Against the backdrop of this situation, the three largest banks in the country, Bank Hapoalim, Bank Leumi and Israel Discount Bank, have announced major cost-cutting plans to enable them to maintain current profit levels despite the poor prospects on the revenue side. Last week, Bank Hapoalim, for example, not only announced higher quarterly earnings, but also issued layoff notices, apparently to hundreds of employees, although the bank refused to disclose numbers. It simply noted that a number of technology workers provided by outside firms had finished their projects at the end of the year and returned to the firms that provided them. For its part, Bank Leumi's management has decided to lay off 250 longtime workers, a move that was approved by the bank's board of directors.
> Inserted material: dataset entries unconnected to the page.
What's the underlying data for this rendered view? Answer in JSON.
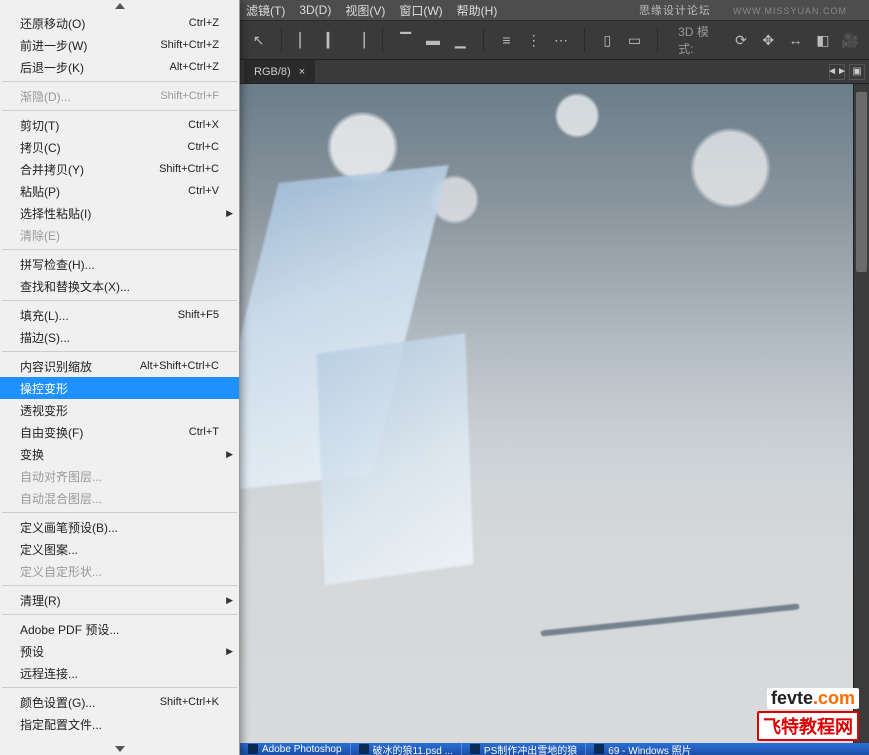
{
  "menubar": {
    "items": [
      "滤镜(T)",
      "3D(D)",
      "视图(V)",
      "窗口(W)",
      "帮助(H)"
    ],
    "brand": "思缘设计论坛",
    "brand_url": "WWW.MISSYUAN.COM"
  },
  "toolbar": {
    "mode_label": "3D 模式:"
  },
  "document": {
    "tab_label": "RGB/8)",
    "tab_close": "×"
  },
  "edit_menu": [
    {
      "type": "item",
      "label": "还原移动(O)",
      "shortcut": "Ctrl+Z"
    },
    {
      "type": "item",
      "label": "前进一步(W)",
      "shortcut": "Shift+Ctrl+Z"
    },
    {
      "type": "item",
      "label": "后退一步(K)",
      "shortcut": "Alt+Ctrl+Z"
    },
    {
      "type": "sep"
    },
    {
      "type": "item",
      "label": "渐隐(D)...",
      "shortcut": "Shift+Ctrl+F",
      "disabled": true
    },
    {
      "type": "sep"
    },
    {
      "type": "item",
      "label": "剪切(T)",
      "shortcut": "Ctrl+X"
    },
    {
      "type": "item",
      "label": "拷贝(C)",
      "shortcut": "Ctrl+C"
    },
    {
      "type": "item",
      "label": "合并拷贝(Y)",
      "shortcut": "Shift+Ctrl+C"
    },
    {
      "type": "item",
      "label": "粘贴(P)",
      "shortcut": "Ctrl+V"
    },
    {
      "type": "item",
      "label": "选择性粘贴(I)",
      "shortcut": "",
      "submenu": true
    },
    {
      "type": "item",
      "label": "清除(E)",
      "disabled": true
    },
    {
      "type": "sep"
    },
    {
      "type": "item",
      "label": "拼写检查(H)..."
    },
    {
      "type": "item",
      "label": "查找和替换文本(X)..."
    },
    {
      "type": "sep"
    },
    {
      "type": "item",
      "label": "填充(L)...",
      "shortcut": "Shift+F5"
    },
    {
      "type": "item",
      "label": "描边(S)..."
    },
    {
      "type": "sep"
    },
    {
      "type": "item",
      "label": "内容识别缩放",
      "shortcut": "Alt+Shift+Ctrl+C"
    },
    {
      "type": "item",
      "label": "操控变形",
      "selected": true
    },
    {
      "type": "item",
      "label": "透视变形"
    },
    {
      "type": "item",
      "label": "自由变换(F)",
      "shortcut": "Ctrl+T"
    },
    {
      "type": "item",
      "label": "变换",
      "submenu": true
    },
    {
      "type": "item",
      "label": "自动对齐图层...",
      "disabled": true
    },
    {
      "type": "item",
      "label": "自动混合图层...",
      "disabled": true
    },
    {
      "type": "sep"
    },
    {
      "type": "item",
      "label": "定义画笔预设(B)..."
    },
    {
      "type": "item",
      "label": "定义图案..."
    },
    {
      "type": "item",
      "label": "定义自定形状...",
      "disabled": true
    },
    {
      "type": "sep"
    },
    {
      "type": "item",
      "label": "清理(R)",
      "submenu": true
    },
    {
      "type": "sep"
    },
    {
      "type": "item",
      "label": "Adobe PDF 预设..."
    },
    {
      "type": "item",
      "label": "预设",
      "submenu": true
    },
    {
      "type": "item",
      "label": "远程连接..."
    },
    {
      "type": "sep"
    },
    {
      "type": "item",
      "label": "颜色设置(G)...",
      "shortcut": "Shift+Ctrl+K"
    },
    {
      "type": "item",
      "label": "指定配置文件..."
    }
  ],
  "taskbar": {
    "items": [
      "Adobe Photoshop",
      "破冰的狼11.psd ...",
      "PS制作冲出雪地的狼",
      "69 - Windows 照片"
    ]
  },
  "watermark": {
    "line1a": "fevte",
    "line1b": ".com",
    "line2": "飞特教程网"
  }
}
On the revenue side, the banks' readiness to provide extensive mortgage credit to homebuyers may be explained by pressures to find new sources of income. In the third quarter of the year, 17.6% of the mortgage loans provided by Leumi involved financing more than 70% of the properties' value. At Mizrahi-Tefahot, 11% of the bank's mortgage lending was for more than 75% of the value of the property. Bank Hapoalim was more cautious, with just 3.3% of its mortgage loans in the quarter involving financing of more than 75% of the value of the underlying property.
Last month, in an effort to cool the banks' enthusiasm for mortgage financing, the Bank of Israel's banking supervisor, David Zaken, barred writing mortgage loans in amounts exceeding 75% of the value of the underlying property.
Mortgage credit, it should be noted, has doubled over a six-year period to NIS 243 billion, which represents about 30% of all bank credit.
The increasingly stringent capital adequacy standards the banks will be facing in coming years also comprise an incentive to de-emphasize business credit. For example, although banks have to allocate capital in the full amount of most business loans, most mortgage lending only requires allocation of 35% of the amount of the loan.